Because my Bootloader does the application check right after booting, an ECC error would cause an NMI reset (and therefore a boot loop) in case of an ECC error in the application flash area. This would render the device unusable as it would not be possible to download a new application.

So I would like to disable the ECC NMI during the application verification procedure (to avoid NMI reset) and re-enable it, after the verification has been completed.

 

Pavel A.
Evangelist III

NMI is an exception. You can return from it as usual, but modify the PC and other registers as needed to avoid touching bad memory again. Something like setjmp/longjmp. 

Markus8494
Associate II

I think I may have found the reason why it is not possible to disable the ECC double bit error NMI.

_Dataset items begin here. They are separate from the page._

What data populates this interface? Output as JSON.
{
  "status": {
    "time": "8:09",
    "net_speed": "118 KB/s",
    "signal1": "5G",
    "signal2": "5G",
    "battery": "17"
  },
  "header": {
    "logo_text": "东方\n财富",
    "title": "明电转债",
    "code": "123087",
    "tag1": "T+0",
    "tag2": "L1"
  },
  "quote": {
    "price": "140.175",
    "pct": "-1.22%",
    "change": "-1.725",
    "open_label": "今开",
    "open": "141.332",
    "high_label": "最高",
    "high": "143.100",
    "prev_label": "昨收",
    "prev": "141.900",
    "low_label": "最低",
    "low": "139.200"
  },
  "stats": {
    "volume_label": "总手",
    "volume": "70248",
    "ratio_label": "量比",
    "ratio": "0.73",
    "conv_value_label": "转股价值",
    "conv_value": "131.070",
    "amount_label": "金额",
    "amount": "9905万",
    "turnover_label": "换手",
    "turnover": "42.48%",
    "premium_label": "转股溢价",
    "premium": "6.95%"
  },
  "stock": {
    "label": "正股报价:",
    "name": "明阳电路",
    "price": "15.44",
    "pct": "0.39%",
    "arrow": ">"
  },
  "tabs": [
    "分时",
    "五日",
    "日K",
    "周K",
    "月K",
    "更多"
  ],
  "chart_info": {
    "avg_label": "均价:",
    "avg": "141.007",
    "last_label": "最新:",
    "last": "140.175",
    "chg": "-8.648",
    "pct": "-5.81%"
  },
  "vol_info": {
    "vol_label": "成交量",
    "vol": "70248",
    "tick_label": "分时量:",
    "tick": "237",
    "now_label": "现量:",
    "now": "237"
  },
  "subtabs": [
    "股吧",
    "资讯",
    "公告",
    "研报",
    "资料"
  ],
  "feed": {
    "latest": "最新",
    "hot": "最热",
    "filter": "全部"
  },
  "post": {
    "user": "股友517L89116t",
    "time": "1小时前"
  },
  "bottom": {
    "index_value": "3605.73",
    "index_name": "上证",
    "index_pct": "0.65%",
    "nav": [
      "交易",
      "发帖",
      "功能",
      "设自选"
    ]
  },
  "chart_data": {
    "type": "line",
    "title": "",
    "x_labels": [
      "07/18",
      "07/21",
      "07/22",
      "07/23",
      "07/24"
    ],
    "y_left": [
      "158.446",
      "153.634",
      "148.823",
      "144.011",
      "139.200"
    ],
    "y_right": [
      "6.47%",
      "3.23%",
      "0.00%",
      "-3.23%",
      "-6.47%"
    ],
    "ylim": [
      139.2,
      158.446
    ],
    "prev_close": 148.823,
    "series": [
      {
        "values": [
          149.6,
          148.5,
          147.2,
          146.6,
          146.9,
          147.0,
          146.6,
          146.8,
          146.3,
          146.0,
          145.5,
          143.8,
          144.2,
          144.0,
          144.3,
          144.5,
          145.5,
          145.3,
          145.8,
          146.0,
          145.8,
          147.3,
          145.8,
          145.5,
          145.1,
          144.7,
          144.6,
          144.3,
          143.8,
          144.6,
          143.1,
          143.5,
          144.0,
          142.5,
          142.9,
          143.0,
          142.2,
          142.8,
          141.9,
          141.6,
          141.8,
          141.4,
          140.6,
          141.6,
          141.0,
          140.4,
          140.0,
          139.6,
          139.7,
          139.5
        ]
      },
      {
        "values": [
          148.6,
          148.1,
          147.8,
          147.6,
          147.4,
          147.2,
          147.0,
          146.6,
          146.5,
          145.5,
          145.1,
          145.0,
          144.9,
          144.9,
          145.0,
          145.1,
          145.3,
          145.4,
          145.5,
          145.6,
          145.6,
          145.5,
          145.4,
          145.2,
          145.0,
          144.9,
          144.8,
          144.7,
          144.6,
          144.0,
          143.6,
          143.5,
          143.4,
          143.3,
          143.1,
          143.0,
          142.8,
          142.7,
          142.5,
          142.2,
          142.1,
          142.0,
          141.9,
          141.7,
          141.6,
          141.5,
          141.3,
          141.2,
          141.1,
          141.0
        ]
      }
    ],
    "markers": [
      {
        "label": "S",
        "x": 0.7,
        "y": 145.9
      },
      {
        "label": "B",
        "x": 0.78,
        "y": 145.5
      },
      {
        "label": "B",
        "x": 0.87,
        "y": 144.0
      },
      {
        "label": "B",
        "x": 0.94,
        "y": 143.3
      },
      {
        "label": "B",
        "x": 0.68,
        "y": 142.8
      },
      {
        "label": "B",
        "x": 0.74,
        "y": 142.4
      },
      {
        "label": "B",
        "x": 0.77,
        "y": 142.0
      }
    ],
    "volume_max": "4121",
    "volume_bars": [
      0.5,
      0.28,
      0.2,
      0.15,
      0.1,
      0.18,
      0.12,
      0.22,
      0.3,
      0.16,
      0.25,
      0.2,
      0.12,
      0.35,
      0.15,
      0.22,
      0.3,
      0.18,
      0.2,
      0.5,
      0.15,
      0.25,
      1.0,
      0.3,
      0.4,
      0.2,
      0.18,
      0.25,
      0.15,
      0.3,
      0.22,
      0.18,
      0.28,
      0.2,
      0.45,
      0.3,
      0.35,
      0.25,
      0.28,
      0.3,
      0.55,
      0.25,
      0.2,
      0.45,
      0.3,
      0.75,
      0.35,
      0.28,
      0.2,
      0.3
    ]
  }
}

In 7.9.10 of RM0481 (Rev 1) I found the following information:

[...]
When the ECCD the flag is raised, an NMI is generated, it can be masked in SBS registers (SBS flift ECC NMI mask register (SBS_ECCNMIR)) for data access (OTP, data area, RO data).
[...]

I am calculating the checksum in "normal" code space in flash, so I assume that's why setting this bit has no effect in my application. Maybe an ST employee can confirm that.

 

My solution was to handle this with 2 (static) global variables and some code in the NMI handler, similar to the suggestion of @Pavel A. :

volatile bool ignoreEccErr = false;
volatile bool eccDoubleBitErrOccurred = false;

/**
 * NMI handler.
 * Handles ECC errors during Bootloader checksum calculation.
 * Returns from NMI if it is caused by an ECC double bit error and the 'Ignore ECC errors' flag is set.
 * Never returns in all other cases.
 */
void __attribute__((used)) NMI_Handler(void)
{
    /* Check if ECC double bit error occurred if ignoring ECC errors flag is set */
    if (ignoreEccErr && (READ_BIT(FLASH->ECCDETR, FLASH_ECCR_ECCD) != 0U))
    {
        /* Reset the detection flag to enable detecting subsequent double bit ECC errors */
        SET_BIT(FLASH->ECCDETR, FLASH_ECCR_ECCD);
        eccDoubleBitErrOccurred = true;
        return;
    }
    
    while (1)
    {
    }
}

 

The application verification function looks now like:

bool isValidApplication(void)
{
    bool isValid;
    ignoreEccErr = true;
    /* CRC calculation and verification; reads from program flash memory */
    isValid = isCrcCorrect();
    ignoreEccErr = false;
    
    if (eccDoubleBitErrOccurred)
    {
        isValid = false;
    }
    return (isValid);
}

 

In my testcase this solution seems to work. After the NMI returns, the function that read the bad memory, got the bad memory value, adds it to the checksum and continues with the next memory address. The checksum calculation finishes and because of the 'eccDoubleBitErrOccurred' flag, the checksum verification is set to invalid (just in case to avoid an accidently correct CRC with ECC errors in the application area).